We stick together for the most part but we get a lot of people from other areas who come to visit our businesses. Especially the convenience store and bar and grille. In the summer people come to use our lake and beach. The large majority know they are visitors and act accordingly. Sometimes you get assholes who act like they can behave however they choose.
One day last week, my friend down the road and I went to the bar and grille. It was right after my last TV appearance on Killer Affair. One such visiting gentleman who I have seen many times congratulated me on the appearance and told me how he'd bragged of our acquaintance to his daughter who loves true crime tv. He asked for a photo and I was happy to oblige.
We stepped onto the patio and he snapped a few photos. He asked for a selfie and just before he snapped the pic I turned to kiss his cheek. He guessed what I had in mind and quickly turned his head to kiss me full on the lips. Shady as that is, he took it a step further.
He'd surprised me. I tried to pull away but he had a firm grip on my waist. He held tight. Pressing his lips into my face. He kept trying to push his tongue into my mouth. His beer breath and Old Spice prevalent.
I was horrified. As a few customers approached the door I struggled harder and he let me loose with a sheepish grin. He turned and walked back in without another word.
I was so shook. I stood on the patio a few minutes alone.
I felt powerless. Ashamed. Embarrassed. Like a fool.
That's what you get for thinking youre a big shot, I told myself. I felt snookered. Fooled.
I went back in to my friend and played it off like nothing happened. I laughed. I joked. I watched that man look happily at the photos he'd taken and I had a powerful urge to slap the phone out of his hand. To wrap my hands around his throat. To stab him, or shoot him, or beat him with my own fists.
But I did nothing. I went home and cried. I threw some shit around. I talked to my cousin about it. That is something you will never have to deal with as a man, I told him. And he agreed.

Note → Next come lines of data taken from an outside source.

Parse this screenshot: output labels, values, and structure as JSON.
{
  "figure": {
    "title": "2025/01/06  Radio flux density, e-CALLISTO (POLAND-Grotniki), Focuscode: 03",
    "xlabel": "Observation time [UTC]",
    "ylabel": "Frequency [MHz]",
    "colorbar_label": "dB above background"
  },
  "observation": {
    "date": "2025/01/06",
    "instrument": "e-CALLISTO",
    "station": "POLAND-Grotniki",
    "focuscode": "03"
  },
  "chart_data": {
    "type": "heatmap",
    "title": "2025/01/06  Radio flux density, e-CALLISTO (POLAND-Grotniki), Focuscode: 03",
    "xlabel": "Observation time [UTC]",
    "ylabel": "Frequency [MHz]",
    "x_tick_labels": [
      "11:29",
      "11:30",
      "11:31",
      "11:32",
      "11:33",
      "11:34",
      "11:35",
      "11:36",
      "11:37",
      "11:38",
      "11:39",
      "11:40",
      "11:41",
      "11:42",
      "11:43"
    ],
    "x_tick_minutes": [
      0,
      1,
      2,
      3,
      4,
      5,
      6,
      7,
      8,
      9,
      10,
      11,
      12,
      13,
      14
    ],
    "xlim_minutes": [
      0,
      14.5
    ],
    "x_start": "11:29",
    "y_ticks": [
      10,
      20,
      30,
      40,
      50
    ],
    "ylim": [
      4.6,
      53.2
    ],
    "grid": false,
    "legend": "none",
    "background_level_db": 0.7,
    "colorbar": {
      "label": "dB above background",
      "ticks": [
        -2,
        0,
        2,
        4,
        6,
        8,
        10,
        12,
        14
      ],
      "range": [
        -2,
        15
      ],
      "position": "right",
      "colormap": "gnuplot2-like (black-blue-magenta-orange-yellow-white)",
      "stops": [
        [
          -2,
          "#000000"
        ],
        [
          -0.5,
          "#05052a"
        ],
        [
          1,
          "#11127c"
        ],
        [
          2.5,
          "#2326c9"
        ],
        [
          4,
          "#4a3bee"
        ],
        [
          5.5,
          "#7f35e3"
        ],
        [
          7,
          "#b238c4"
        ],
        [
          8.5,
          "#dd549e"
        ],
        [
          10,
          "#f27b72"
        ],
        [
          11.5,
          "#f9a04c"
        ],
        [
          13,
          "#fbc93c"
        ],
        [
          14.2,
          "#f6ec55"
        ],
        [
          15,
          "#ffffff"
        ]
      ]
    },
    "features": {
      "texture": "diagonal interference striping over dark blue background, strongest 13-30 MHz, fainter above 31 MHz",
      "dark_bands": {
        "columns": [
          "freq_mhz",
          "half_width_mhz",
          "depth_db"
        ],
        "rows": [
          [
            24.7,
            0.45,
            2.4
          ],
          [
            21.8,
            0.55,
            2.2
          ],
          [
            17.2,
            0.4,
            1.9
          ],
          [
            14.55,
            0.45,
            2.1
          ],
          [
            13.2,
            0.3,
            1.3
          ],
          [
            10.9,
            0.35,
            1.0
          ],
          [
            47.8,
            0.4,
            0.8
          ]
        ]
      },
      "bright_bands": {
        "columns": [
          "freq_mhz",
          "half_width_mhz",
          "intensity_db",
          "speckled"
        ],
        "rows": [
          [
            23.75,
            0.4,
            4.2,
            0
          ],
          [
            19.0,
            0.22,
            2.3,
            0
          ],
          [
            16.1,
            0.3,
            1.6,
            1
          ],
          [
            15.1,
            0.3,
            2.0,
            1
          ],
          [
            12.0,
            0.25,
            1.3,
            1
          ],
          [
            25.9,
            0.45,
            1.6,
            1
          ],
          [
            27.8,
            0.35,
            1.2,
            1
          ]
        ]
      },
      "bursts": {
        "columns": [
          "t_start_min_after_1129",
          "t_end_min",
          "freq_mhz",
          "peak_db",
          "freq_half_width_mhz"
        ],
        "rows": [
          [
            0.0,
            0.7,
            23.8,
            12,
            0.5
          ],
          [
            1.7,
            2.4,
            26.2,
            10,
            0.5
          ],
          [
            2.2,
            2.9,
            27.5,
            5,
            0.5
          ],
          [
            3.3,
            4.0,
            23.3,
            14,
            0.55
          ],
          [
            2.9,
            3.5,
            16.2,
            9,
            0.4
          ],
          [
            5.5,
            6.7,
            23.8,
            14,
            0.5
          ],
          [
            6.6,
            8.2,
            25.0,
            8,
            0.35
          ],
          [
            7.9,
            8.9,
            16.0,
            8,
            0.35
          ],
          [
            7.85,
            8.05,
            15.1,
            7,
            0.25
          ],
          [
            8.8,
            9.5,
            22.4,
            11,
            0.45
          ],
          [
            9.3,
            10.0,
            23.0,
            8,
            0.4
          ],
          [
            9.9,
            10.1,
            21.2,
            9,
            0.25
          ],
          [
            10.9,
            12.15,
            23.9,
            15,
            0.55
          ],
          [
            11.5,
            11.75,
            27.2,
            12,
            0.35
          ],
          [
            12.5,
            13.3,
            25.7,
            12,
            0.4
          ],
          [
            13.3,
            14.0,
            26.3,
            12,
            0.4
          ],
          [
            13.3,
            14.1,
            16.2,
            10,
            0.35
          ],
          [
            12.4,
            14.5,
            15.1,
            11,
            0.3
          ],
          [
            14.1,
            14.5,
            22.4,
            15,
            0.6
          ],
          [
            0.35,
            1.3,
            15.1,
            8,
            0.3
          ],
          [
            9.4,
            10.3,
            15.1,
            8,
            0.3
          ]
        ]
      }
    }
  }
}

I guess my point is that I could have easily lost my shit on that old man. I felt it. There was a black, slimy ball of putrid hate in the pit of my stomach and had I had the chance at the right moment, I may have killed him.
It would have been my actions. And my will that took his life, but whose fault would it have been? When are we going to start acknowledging as a nation that enough inequality is going to spawn murder?